Pień, który powinien być martwy, ale żyje. Naukowcy wyjaśnili tajemnicę drzewa-zombie
W intrygującym przypadku pnia drzewa, który powinien być martwy, ale wciąż żyje, zespół naukowców podjął próbę wyjaśnienia osobliwej tajemnicy w nowozelandzkim lesie. Drzewo-zombie, tego jeszcze nie było.
Drzewo-zombie
Sebastian Leuzinger z Auckland University of Technology wraz z kolegą, Martinem Baderem, wybrał się na pieszą wędrówkę po West Auckland. Podczas wycieczki panowie natknęli się na pień drzewa.
Mężczyźni od razu zwrócili uwagę na dziwaczny pień. Choć nie posiadał liści i wyglądał raczej żałośnie, kikut drzewa wciąż był żywy. Czasami to, co jest wyraźnie widoczne, nie zawsze jest całą historią.
Superorganizm
Pracownicy AUT postanowili odkryć tajemnicę, która utrzymuje drzewo-zombie przy życiu. Zagadka szybko został rozwikłana i zaskoczyła naukowców, bo odpowiedź skrywała się pod ich stopami w labiryncie korzeni drzew.
Zespół zmierzył przepływ wody w pniu i pobliskich drzewach. Gdy drzewa odparowywały wodę przez liście w ciągu dnia, kikut otrzymywał niewiele składników odżywczych. Kiedy jednak drzewa były uśpione nocą, woda zaczęła obficie docierać do pnia.

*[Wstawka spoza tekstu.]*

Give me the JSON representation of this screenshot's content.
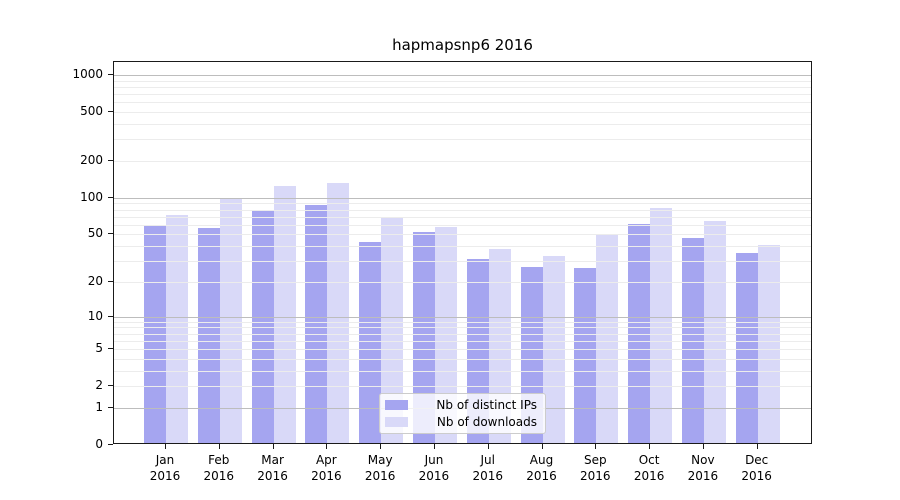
{
  "title": "hapmapsnp6 2016",
  "chart_data": {
    "type": "bar",
    "title": "hapmapsnp6 2016",
    "categories": [
      "Jan",
      "Feb",
      "Mar",
      "Apr",
      "May",
      "Jun",
      "Jul",
      "Aug",
      "Sep",
      "Oct",
      "Nov",
      "Dec"
    ],
    "category_year": "2016",
    "series": [
      {
        "name": "Nb of distinct IPs",
        "key": "distinct-ips",
        "color": "#a5a5f0",
        "values": [
          59,
          56,
          79,
          88,
          43,
          52,
          31,
          27,
          26,
          61,
          47,
          35
        ]
      },
      {
        "name": "Nb of downloads",
        "key": "downloads",
        "color": "#d9d9f8",
        "values": [
          72,
          97,
          125,
          133,
          68,
          58,
          38,
          33,
          50,
          82,
          65,
          41
        ]
      }
    ],
    "y_ticks": [
      0,
      1,
      2,
      5,
      10,
      20,
      50,
      100,
      200,
      500,
      1000
    ],
    "y_scale": "log10(value+1)",
    "ylim": [
      0,
      1270
    ],
    "grid": "on",
    "grid_major_at": [
      1,
      10,
      100,
      1000
    ],
    "legend_position": "lower center"
  },
  "legend": {
    "items": [
      {
        "label": "Nb of distinct IPs",
        "color": "#a5a5f0"
      },
      {
        "label": "Nb of downloads",
        "color": "#d9d9f8"
      }
    ]
  },
  "colors": {
    "bar_distinct_ips": "#a5a5f0",
    "bar_downloads": "#d9d9f8",
    "grid_major": "#bdbdbd",
    "grid_minor": "#ececec",
    "frame": "#1a1a1a",
    "text": "#000000",
    "legend_border": "#cccccc",
    "background": "#ffffff"
  }
}
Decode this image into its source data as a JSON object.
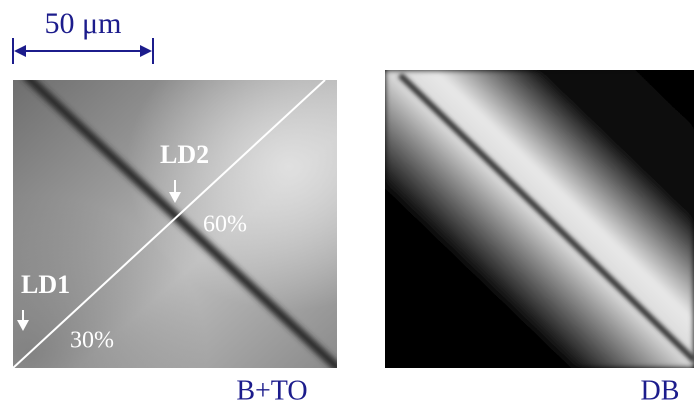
{
  "scale_bar": {
    "label": "50 μm"
  },
  "panels": [
    {
      "caption": "B+TO",
      "labels": [
        "LD2",
        "60%",
        "LD1",
        "30%"
      ]
    },
    {
      "caption": "DB"
    }
  ]
}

Ma to daleko idące konsekwencje dla naszego postrzegania drzew – być może nie mamy do czynienia z drzewami jako pojedynczymi, ale z lasem jako superorganizmem. – mówi Leuzinger
Ekologia lasu
Ten podziemny system pompowania wody najprawdopodobniej odbywa się przez połączone korzenie drzew. W tym przypadku pień musi robić to, co pozostałe drzewa, ponieważ nie ma liści.
Dla drzewa-zombie zalety są oczywiste – bez pozostałych drzew pień byłby martwy, gdyż nie posiada zielonej tkanki. Dlaczego jednak zdrowe drzewa utrzymują pień przy życiu? Wydaje się, że nie niesie żadnych korzyści dla lasu ani gospodarzy.
Jeden system
Naukowcy teoretyzują, że można uzyskać korzyści dzięki udostępnianiu zasobów za pośrednictwem rozległej sieci korzeniowej. Taki łańcuch mógłby dostarczyć drzewom więcej składników odżywczych i wody, a także zwiększyć ich stabilność.
Drzewo-zombie może być beztroskim odbiorcą, a inne drzewa nawet nie wyczuwają jego możliwej śmieci. Takie połączenie ma też swoje wady. W ten sposób choroby rozprzestrzeniają się znacznie szybciej.
Chociaż osobiście nie widzieliśmy drugiego żywego kikuta, po rozmowie z leśnikami wiemy, że zjawisko zostało zauważone w przeszłości. Będziemy je nadal badać, bo zmienia sposób, w jaki patrzymy na przetrwanie drzew i ekologię lasów.